Approaching the issue can be difficult
"When it comes to an emotionally abusive relationship, your friend/family member may well be hiding the problem, and it may be difficult to tell what's going on," says relationship counsellor Mig Bennett. "To be thought of as someone who is in an emotionally abusive relationship can be incredibly shaming.
"They may also have been emotionally abused for so long by their partner, [who's been] telling them how bad they are, that they don't recognise this as anything more than normal anymore."
Leaving isn't simple
Numerous factors can affect a person's decision to leave or stay in a relationship. "They may well have a home, children and no way of imagining that they could not be in this relationship, because of the practical support it provides," Bennett says.
Signs to look out for
"Note how [the person you are worried about is] spoken to by their partner," Bennett advises. "Look out for any sense of intimidation, criticism or name calling."
Pay attention to your loved one's reaction when you suggest doing something together, as this may indicate they're not able to make their own decisions. Consider "whether they seem reluctant or worried about when their partner will expect them back," says Bennett, and "if you're chatting about money or about what you might be able to buy, see if they refer back to their partner by saying things like, 'I don't think they'd like that'."
Be aware of changing behaviours
Changes in a person's behaviour or character could be a sign their partner is trying to control them, says Bennett. "Watch for a change in the character of the person you're worried about. Are they feeling much more insecure and have much lower self esteem?"
Starting to dress differently or wear things they wouldn't have before is another warning sign. "It may possibly be that their partner is wanting them to dress in a particular way that pleases them," she continues.
What you can do to help
"As a friend it's very difficult to approach the subject and you must definitely not bring this up in the company of the partner concerned, as this could put your friend in more danger," Bennett warns.

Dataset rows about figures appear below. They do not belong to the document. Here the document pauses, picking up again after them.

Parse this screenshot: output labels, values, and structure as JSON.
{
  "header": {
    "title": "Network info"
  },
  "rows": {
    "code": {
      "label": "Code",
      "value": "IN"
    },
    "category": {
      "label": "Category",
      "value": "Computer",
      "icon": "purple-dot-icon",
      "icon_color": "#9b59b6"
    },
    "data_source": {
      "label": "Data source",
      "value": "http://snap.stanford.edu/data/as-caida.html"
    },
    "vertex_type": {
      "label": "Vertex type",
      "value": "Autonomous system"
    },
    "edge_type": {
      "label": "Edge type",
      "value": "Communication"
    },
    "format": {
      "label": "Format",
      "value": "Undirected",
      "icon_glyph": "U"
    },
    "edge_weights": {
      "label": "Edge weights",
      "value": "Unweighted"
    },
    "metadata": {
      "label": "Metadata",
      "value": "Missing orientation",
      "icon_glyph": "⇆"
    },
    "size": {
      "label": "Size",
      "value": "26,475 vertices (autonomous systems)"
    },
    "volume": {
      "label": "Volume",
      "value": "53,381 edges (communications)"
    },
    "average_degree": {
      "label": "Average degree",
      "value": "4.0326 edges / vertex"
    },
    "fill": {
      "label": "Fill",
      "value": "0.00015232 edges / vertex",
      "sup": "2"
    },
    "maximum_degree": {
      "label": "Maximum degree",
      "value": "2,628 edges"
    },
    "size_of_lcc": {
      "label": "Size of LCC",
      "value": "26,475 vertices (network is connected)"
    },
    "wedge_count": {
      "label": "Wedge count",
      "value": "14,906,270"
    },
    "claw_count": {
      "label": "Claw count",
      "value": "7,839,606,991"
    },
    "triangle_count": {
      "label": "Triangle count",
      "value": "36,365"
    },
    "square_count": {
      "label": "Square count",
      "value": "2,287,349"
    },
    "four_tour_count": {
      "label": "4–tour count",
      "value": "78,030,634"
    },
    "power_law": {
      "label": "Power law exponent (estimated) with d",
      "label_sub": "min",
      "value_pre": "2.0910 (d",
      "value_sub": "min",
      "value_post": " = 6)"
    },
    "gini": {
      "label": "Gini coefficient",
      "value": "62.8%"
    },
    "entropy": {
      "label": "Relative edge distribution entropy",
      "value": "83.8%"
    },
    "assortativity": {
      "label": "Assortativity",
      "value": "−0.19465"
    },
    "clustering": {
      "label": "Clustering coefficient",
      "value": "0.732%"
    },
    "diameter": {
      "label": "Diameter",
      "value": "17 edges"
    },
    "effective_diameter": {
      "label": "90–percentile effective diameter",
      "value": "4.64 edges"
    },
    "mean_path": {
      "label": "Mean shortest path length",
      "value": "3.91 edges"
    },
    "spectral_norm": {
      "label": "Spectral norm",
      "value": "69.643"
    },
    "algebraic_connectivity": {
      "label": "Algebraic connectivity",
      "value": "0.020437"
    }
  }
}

You may feel a strong urge to help them leave their relationship, but it's best to be supportive without telling them what to do. "If there is any sense that they are reaching out to you, take it very carefully, slowly and listen – don't make comments about how awful it is, just ask them how they feel about it.
"Don't tell your friend to leave them or run down the partner, or this could backfire. Remember they may stay with this person and you need to keep the relationship going in case they need you in the future."
Highlight helplines and available resources
It could also help to suggest advice helplines they can call, or research local resources. "If your friend does decide to do something, such as contact a helpline or speak to their parents, you can offer support and help them plan what they're going to say.
"You could even go with them, but the decision on what they do must come from them."